Craig would go back there sometimes. I’d be sitting with my burger and pop, and he’d be back there for almost an hour.
“Can I get you something?” the woman behind the bar asks.
“Uh, sure. Can I get a whiskey sour?” I step up to the bar and settle on the stool.
“Sure thing.” She goes to work on making the drink, while I turn slightly to take in the bar. There’s a pool table in the corner, dartboards on the walls, and a mixture of high-top tables and booths spread throughout. But most people are at the bar, murmured conversations between men on the stools, sipping on beers while watching the Cubs game on the TV screens.
Everything around me is familiar. I’ve been here. I remember being here. I played pool on that table. Craig taught me how to throw darts on those boards.
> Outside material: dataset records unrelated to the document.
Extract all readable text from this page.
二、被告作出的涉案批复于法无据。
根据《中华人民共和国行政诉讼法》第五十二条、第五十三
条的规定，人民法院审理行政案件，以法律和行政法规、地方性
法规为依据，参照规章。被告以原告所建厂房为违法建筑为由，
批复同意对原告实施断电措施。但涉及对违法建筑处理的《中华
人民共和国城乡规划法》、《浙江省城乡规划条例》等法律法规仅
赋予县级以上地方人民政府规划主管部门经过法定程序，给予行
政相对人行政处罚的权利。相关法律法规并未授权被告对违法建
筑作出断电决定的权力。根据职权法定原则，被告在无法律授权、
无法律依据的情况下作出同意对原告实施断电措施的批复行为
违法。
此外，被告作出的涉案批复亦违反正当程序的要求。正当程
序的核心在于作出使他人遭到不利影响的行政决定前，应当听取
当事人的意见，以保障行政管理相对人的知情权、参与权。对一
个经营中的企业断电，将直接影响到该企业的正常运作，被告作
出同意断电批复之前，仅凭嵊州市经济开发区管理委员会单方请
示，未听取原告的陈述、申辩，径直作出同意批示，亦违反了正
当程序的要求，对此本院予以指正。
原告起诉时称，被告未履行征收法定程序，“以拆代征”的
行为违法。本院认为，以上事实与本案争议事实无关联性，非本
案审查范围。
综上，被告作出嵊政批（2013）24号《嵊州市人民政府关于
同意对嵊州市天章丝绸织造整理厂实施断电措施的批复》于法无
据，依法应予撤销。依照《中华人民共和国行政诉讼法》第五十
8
But the memories I want to come back are still light years away.
“Here you go.” The bartender slides my drink to me on a napkin. I hand her a few bills and tell her to keep the change.
The front door opens, and the afternoon light pours in. A few men walk past me, talking amongst themselves and head back through the same hallway.
“Hey, Jacek.” One man at the corner of the bar sticks his hand out to shake one of the newcomers’ hands. He stops, they chat quickly, a hushed conversation that ends with an eruption of laughter.
I reach for my glass while keeping an eye on them. I can’t hear them, but there’s something familiar about the man at the bar.
Instead of grabbing my drink, I end up knocking it over.
“Shit!” I jump off my stool as the liquid quickly rolls toward me. I grab all the napkins I can find and try to clean it up.
“It’s all right. No problem.” The bartender’s back with a towel helping me mop it all up. “You want another?” she asks.
I hand her the wet napkins I have balled in my hands.
“Yeah, sure.” I pick up the stool I knocked over when I leapt off and sink back on it. When I look up again, I realize I have an audience. The men at the corner of the bar are watching me and leaning toward each other talking.
I try to ignore their stares, and when the bartender brings me my new drink, I turn away a little. I’m here to search for memories locked away in my head somewhere, not get the attention of the locals.
Sipping my drink, I try again to make connections between old memories and those that I’ve lost. Nothing is happening other than me missing my brother even more. And this neighborhood. I grew up here.
I haven’t been back in seven years, since Craig passed away and Mom took me down to Lincoln, Nebraska. She said it was safer for us there, and being all of fifteen, I didn’t have a choice.
Things are different now. And I want my life back.
I want the blank spot in my memory filled in.